Featured Function Operation
- Speaker identification
Simple Subtitling uses machine learning models to analyze audio and distinguish between different speakers. The model is based on the ECAPA-TDNN architecture, with pre-training weights provided by Jaesung Huh. If you need more accuracy, you can download the pre-trained model from Hugging Face:model = ECAPA_gender.from_pretrained("JaesungHuh/voice-gender-classifier")
exist
config.yaml
enablespeaker_diarization: true
You can add speaker tags to the subtitles. - Customizing subtitle styles
Users can modify theconfig.yaml
hit the nail on the headsubtitle_style
fields to adjust subtitle fonts, colors and more. Currently supports basic SRT format styles and may be extended to ASS format in the future. - batch file
If you need to process multiple audio files, you can write a simple script to loop through the calls.main.py
or modificationconfig.yaml
Multiple file input is supported. Community-contributed batch processing scripts can be found in the GitHub discussion forum.
caveat
- Ensure that the input audio quality is clear; background noise may affect subtitle accuracy.
- The model performs best with English audio, other languages may require additional training.
- The project is in development, so we recommend following the GitHub repository for updates on the latest features and fixes.
application scenario
- Video content creators
YouTubers or short-form video producers can use Simple Subtitling to automatically generate subtitles for their videos, enhancing the viewer experience.

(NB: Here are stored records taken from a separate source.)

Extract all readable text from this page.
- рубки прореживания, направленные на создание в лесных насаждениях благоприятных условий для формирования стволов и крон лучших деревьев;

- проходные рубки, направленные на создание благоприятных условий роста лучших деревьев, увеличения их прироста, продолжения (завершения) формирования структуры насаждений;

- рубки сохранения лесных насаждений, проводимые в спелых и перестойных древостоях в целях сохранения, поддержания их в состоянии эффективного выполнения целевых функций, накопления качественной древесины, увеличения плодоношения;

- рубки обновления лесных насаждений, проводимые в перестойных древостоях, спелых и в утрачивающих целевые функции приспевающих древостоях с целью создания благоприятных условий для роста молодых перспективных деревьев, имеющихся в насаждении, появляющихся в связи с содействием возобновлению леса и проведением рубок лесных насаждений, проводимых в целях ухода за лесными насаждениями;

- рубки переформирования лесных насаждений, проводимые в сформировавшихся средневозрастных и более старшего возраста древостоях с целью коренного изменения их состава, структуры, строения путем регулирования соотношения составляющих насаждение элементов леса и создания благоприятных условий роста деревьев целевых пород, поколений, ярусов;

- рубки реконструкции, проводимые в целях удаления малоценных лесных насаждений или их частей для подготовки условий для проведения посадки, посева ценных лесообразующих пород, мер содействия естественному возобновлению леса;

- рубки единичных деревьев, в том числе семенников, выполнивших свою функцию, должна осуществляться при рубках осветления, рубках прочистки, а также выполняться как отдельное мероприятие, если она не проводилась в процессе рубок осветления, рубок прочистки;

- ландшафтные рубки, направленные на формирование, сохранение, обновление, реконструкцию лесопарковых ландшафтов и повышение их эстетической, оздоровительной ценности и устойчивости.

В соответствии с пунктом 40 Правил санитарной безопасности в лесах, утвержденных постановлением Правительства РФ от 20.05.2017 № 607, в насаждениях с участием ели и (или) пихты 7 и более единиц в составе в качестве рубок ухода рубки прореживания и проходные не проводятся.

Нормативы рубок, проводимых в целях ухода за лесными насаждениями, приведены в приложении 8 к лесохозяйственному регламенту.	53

The tool's speaker identification feature is perfect for interviews or multi-person conversations, clearly labeling each speaker's content. - Educational content production
Teachers or online course creators can generate subtitles for instructional videos to make them easier for students to read, and SRT files support a multi-language player for internationalized courses. - podcast transcription
Podcast producers can convert audio to subtitles with speaker logos for publishing text versions of content or creating video clips. - proceedings
Business users can generate subtitles for meeting recordings and quickly organize meeting minutes. Speaker identification feature helps to distinguish between different speakers.
QA
- What audio formats does Simple Subtitling support?
Currently only mono, 16kHz, PCM_16 format WAV files are supported. Other formats need to be converted by FFmpeg. - How can I improve the accuracy of subtitle generation?
Ensure clear audio quality and reduce background noise. In theconfig.yaml
enablespeaker_diarization
and use pre-trained models. - Can you handle non-English audio?
The model works best for English audio, other languages may require additional training or model tuning. - How to edit the generated subtitle file?
SRT files can be opened and modified with a text editor (such as Notepad++) or subtitle editing software (such as Aegisub). - Does the project support real-time caption generation?
The current version does not support real-time processing, only offline audio files. Real-time functionality may be added in a future update.